There was one area where the provider should make improvement.

  • The practice should continue to work to encourage patients to join and participate in the patient participation group.

Professor Steve Field (CBE FRCP FFPH FRCGP) 

Chief Inspector of General Practice

Inspection carried out on 29 November 2016

During a routine inspection

Letter from the Chief Inspector of General Practice

We carried out an announced comprehensive inspection at St Melor House Surgery on 29 November 2016. Overall the practice is rated as requires improvement.

Our key findings across all the areas we inspected were as follows:

  • There was an open and transparent approach to safety and an effective system in place for reporting and recording significant events.

  • The practice did not have written policies or procedures setting out how significant events or safeguarding concerns should be managed.

  • Apart from one member of staff, the practice had no evidence that any other staff had received training in infection control, Mental Capacity Act 2005, health and safety or fire training. Not all staff had been trained to the recommended level in child safeguarding appropriate to their role.

  • The practice did not always carry out all the appropriate recruitment checks prior to employing staff.

  • Risks to patients were assessed and managed, with the exception of those relating to recruitment checks and fire drills.

  • Staff assessed patients’ needs and delivered care in line with current evidence based guidance.

  • The practice was above average for its satisfaction scores on consultations with GPs and nurses. For example, 96% of patients said the last GP they spoke with was good at treating them with care and concern compared to the clinical commissioning group average of 89% and national average of 85%.

  • Patients said they found it easy to make an appointment with a named GP and there was continuity of care, with urgent appointments available the same day.

  • Information about services and how to complain was available and easy to understand. . However, the practice system for reviewing complaints was not always used consistently.

  • The practice had good facilities and was well equipped to treat patients and meet their needs.

  • There was a clear leadership structure and staff felt supported by management.

  • The provider was aware of and complied with the requirements of the duty of candour.

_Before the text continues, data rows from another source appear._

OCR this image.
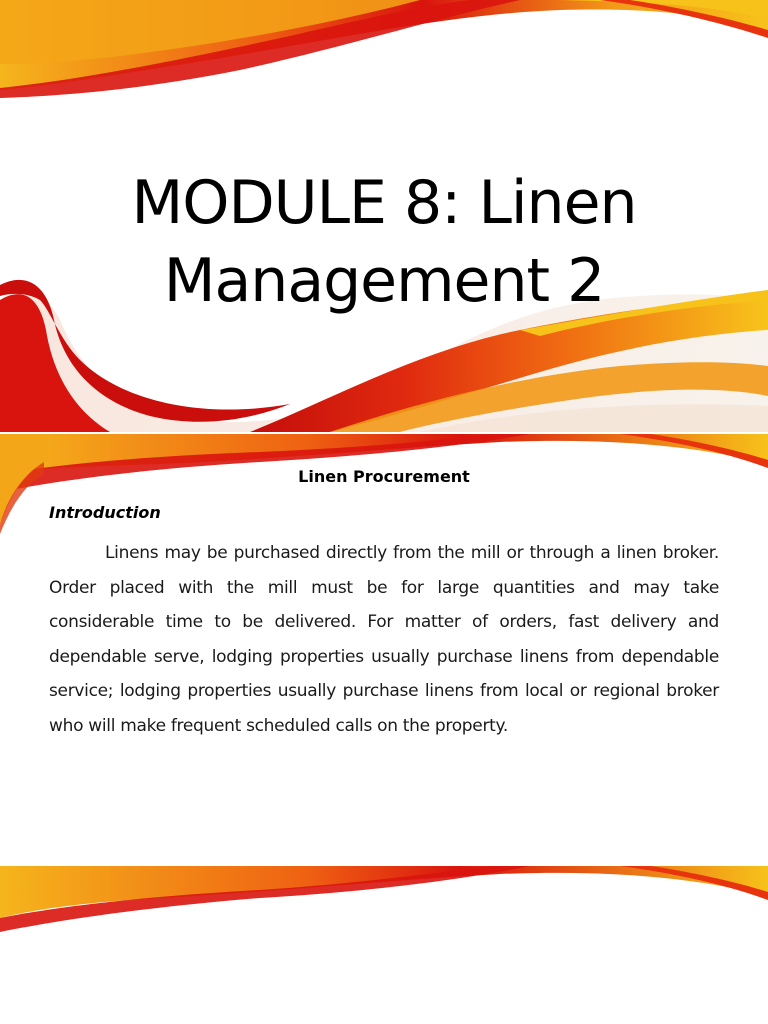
MODULE 8: Linen
Management 2
Linen Procurement
Introduction

Linens may be purchased directly from the mill or through a linen broker. Order placed with the mill must be for large quantities and may take considerable time to be delivered. For matter of orders, fast delivery and dependable serve, lodging properties usually purchase linens from dependable service; lodging properties usually purchase linens from local or regional broker who will make frequent scheduled calls on the property.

The areas where the provider must make improvement are:

  • Ensure all staff receive essential training such as safeguarding training and infection control training to a level appropriate to their role.

  • Ensure staff and patients are protected by conducting regular fire drills.

  • Ensure the practice has a policy and procedure on safeguarding which includes details of the safeguarding lead.

  • Ensure all appropriate recruitment checks are carried out and recorded prior to employing new staff.

The areas where the provider should make improvement are:

  • Ensure all policies such as those relating to are kept up to date

  • Ensure the practices policies on safeguarding and significant events are embedded in the practice routine operations.

  • Ensure the practice process and procedure for managing complaints is used consistently.

  • Ensure that the practice develops effective strategies for encouraging patient participation in their patient participation group, and listening and responding to patient feedback.

  • Ensure all sharp bins are appropriately labelled when placed into service.